NEW YORK (TheStreet) -- Shares of animated movie maker DreamWorks Animation (DWA) are jumping after several media outlets reported that the company was in talks about selling itself to toy maker Hasbro (HAS) . However, research firm Sterne Agee wrote that the deal was illogical and not very likely to occur.
WHAT'S NEW: Hasbro is in advanced talks to buy DreamWorks for a mix of cash and stock, The New York Times reported this morning. The movie maker is seeking more than $30 per share from Hasbro, the Times added. DreamWorks is trying to obtain $35 per share from Hasbro, entertainment news website Deadline reported.

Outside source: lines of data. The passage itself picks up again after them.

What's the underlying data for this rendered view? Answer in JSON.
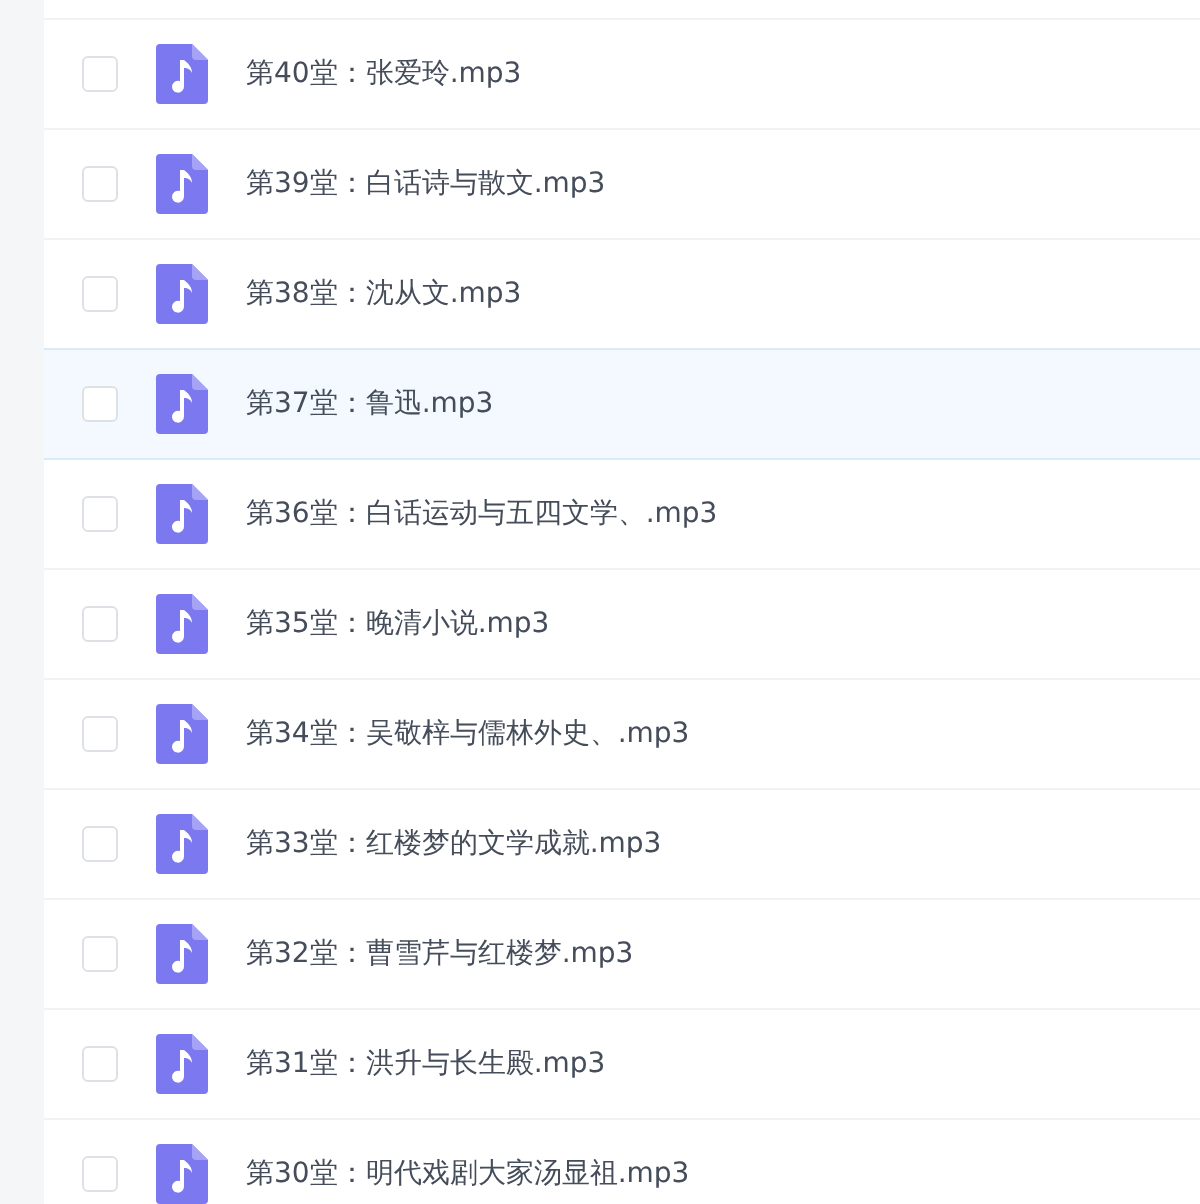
{
  "files": [
    {
      "name": "第40堂：张爱玲.mp3",
      "checked": false,
      "selected": false
    },
    {
      "name": "第39堂：白话诗与散文.mp3",
      "checked": false,
      "selected": false
    },
    {
      "name": "第38堂：沈从文.mp3",
      "checked": false,
      "selected": false
    },
    {
      "name": "第37堂：鲁迅.mp3",
      "checked": false,
      "selected": true
    },
    {
      "name": "第36堂：白话运动与五四文学、.mp3",
      "checked": false,
      "selected": false
    },
    {
      "name": "第35堂：晚清小说.mp3",
      "checked": false,
      "selected": false
    },
    {
      "name": "第34堂：吴敬梓与儒林外史、.mp3",
      "checked": false,
      "selected": false
    },
    {
      "name": "第33堂：红楼梦的文学成就.mp3",
      "checked": false,
      "selected": false
    },
    {
      "name": "第32堂：曹雪芹与红楼梦.mp3",
      "checked": false,
      "selected": false
    },
    {
      "name": "第31堂：洪升与长生殿.mp3",
      "checked": false,
      "selected": false
    },
    {
      "name": "第30堂：明代戏剧大家汤显祖.mp3",
      "checked": false,
      "selected": false
    }
  ]
}
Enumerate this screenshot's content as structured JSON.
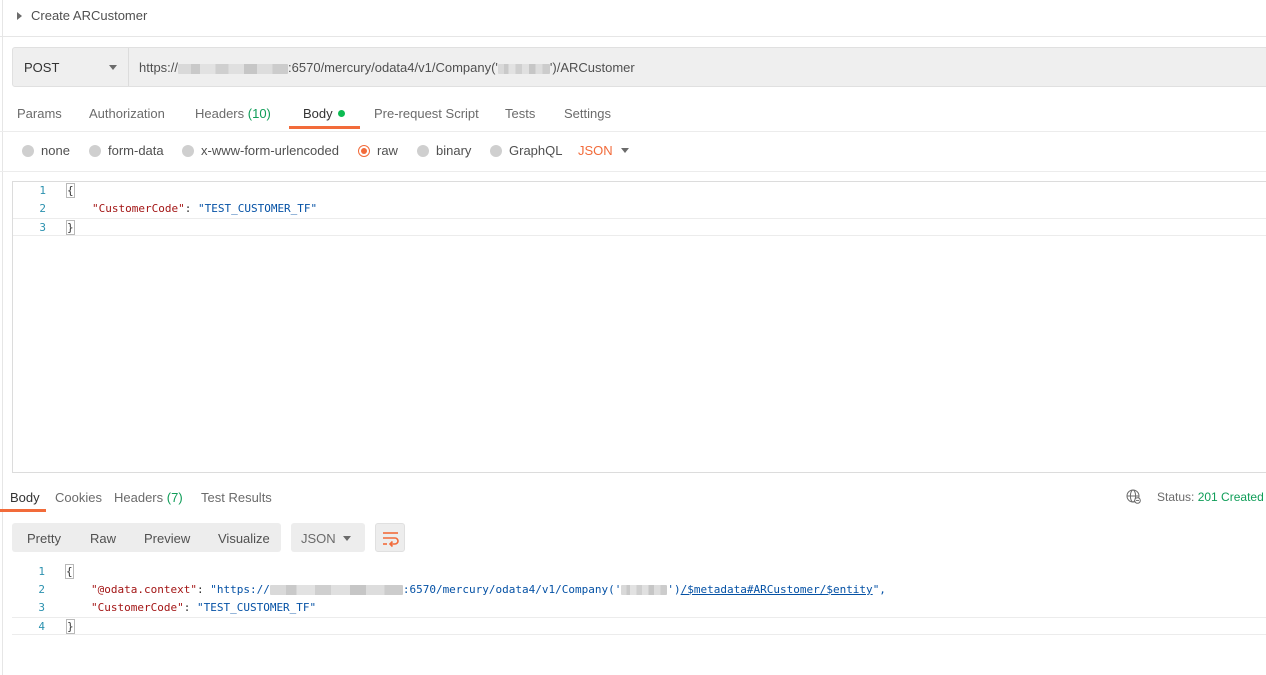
{
  "request": {
    "title": "Create ARCustomer",
    "method": "POST",
    "url_prefix": "https://",
    "url_middle": ":6570/mercury/odata4/v1/Company('",
    "url_suffix": "')/ARCustomer"
  },
  "request_tabs": [
    {
      "label": "Params"
    },
    {
      "label": "Authorization"
    },
    {
      "label": "Headers",
      "count": "(10)"
    },
    {
      "label": "Body"
    },
    {
      "label": "Pre-request Script"
    },
    {
      "label": "Tests"
    },
    {
      "label": "Settings"
    }
  ],
  "body_modes": [
    {
      "label": "none"
    },
    {
      "label": "form-data"
    },
    {
      "label": "x-www-form-urlencoded"
    },
    {
      "label": "raw"
    },
    {
      "label": "binary"
    },
    {
      "label": "GraphQL"
    }
  ],
  "body_format": "JSON",
  "request_body": {
    "lines": [
      "1",
      "2",
      "3"
    ],
    "open_brace": "{",
    "close_brace": "}",
    "key": "\"CustomerCode\"",
    "sep": ": ",
    "value": "\"TEST_CUSTOMER_TF\""
  },
  "response_tabs": [
    {
      "label": "Body"
    },
    {
      "label": "Cookies"
    },
    {
      "label": "Headers",
      "count": "(7)"
    },
    {
      "label": "Test Results"
    }
  ],
  "status": {
    "label": "Status:",
    "value": "201 Created"
  },
  "view_modes": [
    {
      "label": "Pretty"
    },
    {
      "label": "Raw"
    },
    {
      "label": "Preview"
    },
    {
      "label": "Visualize"
    }
  ],
  "response_format": "JSON",
  "response_body": {
    "lines": [
      "1",
      "2",
      "3",
      "4"
    ],
    "open_brace": "{",
    "close_brace": "}",
    "context_key": "\"@odata.context\"",
    "context_prefix": "\"https://",
    "context_middle": ":6570/mercury/odata4/v1/Company('",
    "context_close": "')",
    "context_link": "/$metadata#ARCustomer/$entity",
    "context_end": "\",",
    "key": "\"CustomerCode\"",
    "sep": ": ",
    "value": "\"TEST_CUSTOMER_TF\""
  },
  "colors": {
    "accent": "#f26b3a",
    "success": "#0f9d58"
  }
}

ANALYST REACTION: In a note to investors today, Sterne Agee analyst Vasily Karasyov wrote that there is "no industrial logic" whatsoever to a combination of DreamWorks and Hasbro. There is no good reason why Hasbro would pay a price equal to 41% of its market cap for DreamWorks, which has admitted to facing serious challenges, the analyst believes. He thinks the most probable outcome is that the deal will not occur. The analyst kept a $17 price target and Underperform rating on DreamWorks; shares. In its own note to investors, Wells Fargo wrote that such a deal would expand Hasbro's movie making capabilities, but also increase its risk, given the mixed track record of DreamWorks' movies. The firm also noted that Mattel (MAT) partners with DreamWorks on several of its product lines. If Hasbro does buy DreamWorks, Mattel would probably not renew its deal with the movie production company, Wells stated. Meanwhile, Piper Jaffray said the possible acquisition of DreamWorks Animation by Hasbro could impact the latter company's partnership with Disney (DIS) . Piper thinks the acquisition would be accretive to Hasbro, but says that buying a competing animation company could alter Disney's view of Hasbro as a partner. It thinks these risks need to be considered, but keeps an Overweight rating on Hasbro.